The only downside of an indemnity plan is that your provider may ask you to pay the full visit cost at the time of service. You’ll complete the basic claim forms and get reimbursed by the insurer after submitting them.
3. The Marketplace
If you’d prefer coverage with a private health insurance company, you can check out Marketplace Insurance. This coverage is set in place and guided by the Affordable Care Act (aka Obamacare).
Marketplace coverage is limited to the insurance providers approved to work with the government in your state. You get all the benefits of employer-sponsored plans, but they’re individual and family policies. Premiums vary depending on income, coverage, deductible, and state. However, Marketplace insurers aren’t allowed to deny coverage for pre-existing conditions, and self-employed business owners (with or without employees) are eligible to apply.
There’s a Federal Open Enrollment period during which anyone can apply for coverage. This lasts from November 1 to December 15. If you’ve had a special event, such as a job change where you’ve lost your insurance, marriage, divorce, a move out of county or state, and childbirth, you can apply any time of the year.
Note that your premiums and coverage are contingent on filing tax returns next year. Your rates are based on estimated income. If you fall below a certain threshold, you’re eligible for subsidies covering part of your premiums. However, you may have to pay back part of those subsidies if your insurance is substantially different than you estimated when you applied.
4. State Medicaid
If you’re finding it challenging to make money starting out as a freelance writer, you’re not alone! You’ve made the switch from a steady paycheck to entrepreneurship, and it’s not always possible to afford the cost of health insurance coverage.
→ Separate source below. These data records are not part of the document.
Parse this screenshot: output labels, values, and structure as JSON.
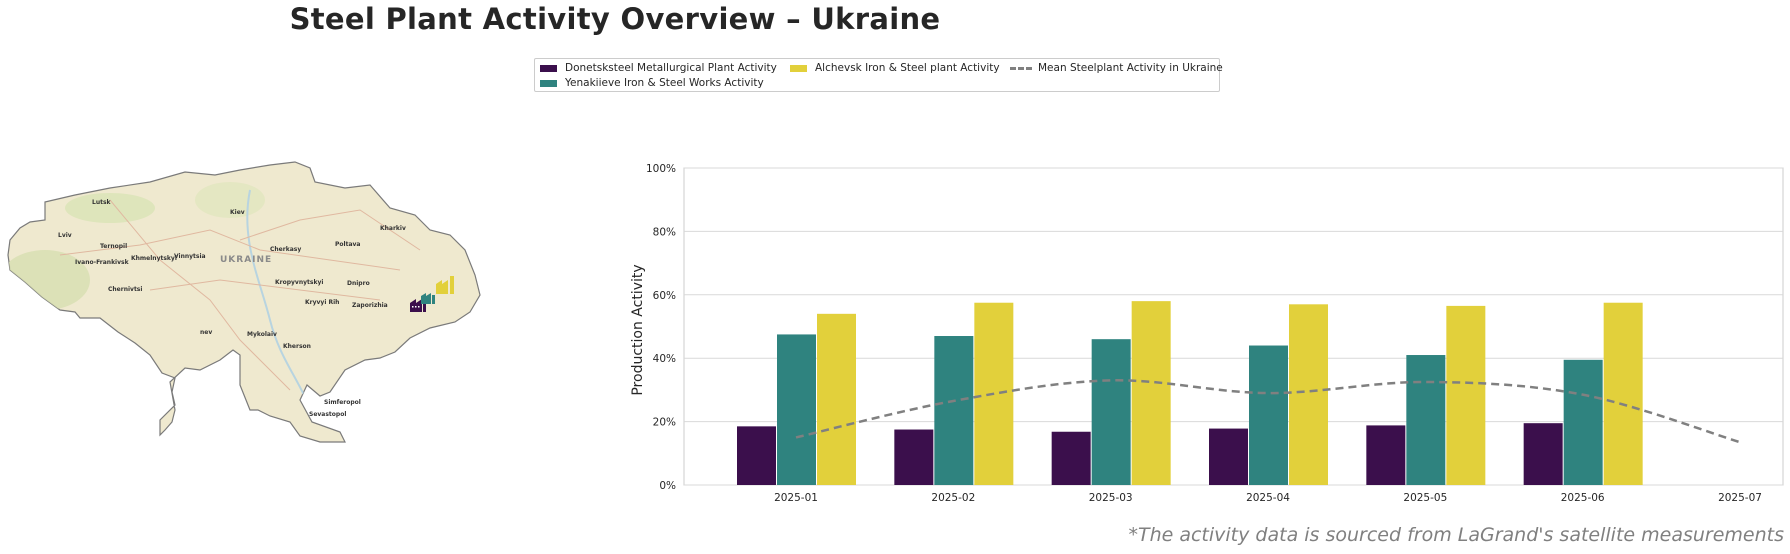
{
  "title": "Steel Plant Activity Overview – Ukraine",
  "legend": {
    "items": [
      {
        "label": "Donetsksteel Metallurgical Plant Activity",
        "color": "#3b0f4c"
      },
      {
        "label": "Yenakiieve Iron & Steel Works Activity",
        "color": "#2f837f"
      },
      {
        "label": "Alchevsk Iron & Steel plant Activity",
        "color": "#e2d03b"
      },
      {
        "label": "Mean Steelplant Activity in Ukraine",
        "color": "#808080"
      }
    ]
  },
  "map": {
    "country_label": "UKRAINE",
    "cities": [
      "Lutsk",
      "Kiev",
      "Kharkiv",
      "Lviv",
      "Ternopil",
      "Khmelnytskyi",
      "Vinnytsia",
      "Ivano-Frankivsk",
      "Cherkasy",
      "Poltava",
      "Chernivtsi",
      "Kropyvnytskyi",
      "Dnipro",
      "Kryvyi Rih",
      "Zaporizhia",
      "Mykolaiv",
      "Kherson",
      "Simferopol",
      "Sevastopol",
      "nev"
    ],
    "plant_icons": [
      "factory-icon-donetsksteel",
      "factory-icon-yenakiieve",
      "factory-icon-alchevsk"
    ]
  },
  "chart_data": {
    "type": "bar",
    "categories": [
      "2025-01",
      "2025-02",
      "2025-03",
      "2025-04",
      "2025-05",
      "2025-06",
      "2025-07"
    ],
    "series": [
      {
        "name": "Donetsksteel Metallurgical Plant Activity",
        "values": [
          18.5,
          17.5,
          16.8,
          17.8,
          18.8,
          19.5,
          null
        ],
        "color": "#3b0f4c"
      },
      {
        "name": "Yenakiieve Iron & Steel Works Activity",
        "values": [
          47.5,
          47.0,
          46.0,
          44.0,
          41.0,
          39.5,
          null
        ],
        "color": "#2f837f"
      },
      {
        "name": "Alchevsk Iron & Steel plant Activity",
        "values": [
          54.0,
          57.5,
          58.0,
          57.0,
          56.5,
          57.5,
          null
        ],
        "color": "#e2d03b"
      }
    ],
    "mean_line": {
      "name": "Mean Steelplant Activity in Ukraine",
      "values": [
        15.0,
        26.5,
        33.0,
        29.0,
        32.5,
        28.5,
        13.5
      ],
      "color": "#808080",
      "style": "dashed"
    },
    "ylabel": "Production Activity",
    "xlabel": "",
    "ylim": [
      0,
      100
    ],
    "yticks": [
      "0%",
      "20%",
      "40%",
      "60%",
      "80%",
      "100%"
    ],
    "ytick_values": [
      0,
      20,
      40,
      60,
      80,
      100
    ],
    "grid": "horizontal",
    "legend_position": "top-center"
  },
  "source_note": "*The activity data is sourced from LaGrand's satellite measurements"
}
Until you’re on your feet, you may qualify for state Medicaid. This is government-funded insurance that’s available to low-income families and certain individuals. The Medicaid program is funded in part by the federal government, but the state determines the requirements for eligibility.
In general, if you make up to 133% of the federal poverty level, you likely qualify. As an example, in 2023, an individual at the poverty level makes $14,580 or less per year. To meet the 133% threshold, the single person would make $19,391.40 or less. The poverty level changes by the size of the household.
If you think you may qualify for Medicaid coverage, you can check the state’s Medicaid website and apply any time of the year. It doesn’t hurt to apply!
Conclusion
Your job doesn’t expose you to as many germs as your old “outside the home” position may have, but even freelance writers get sick. Before it happens to you, check out these four insurance options, and find a policy and premium that work for you and your budget.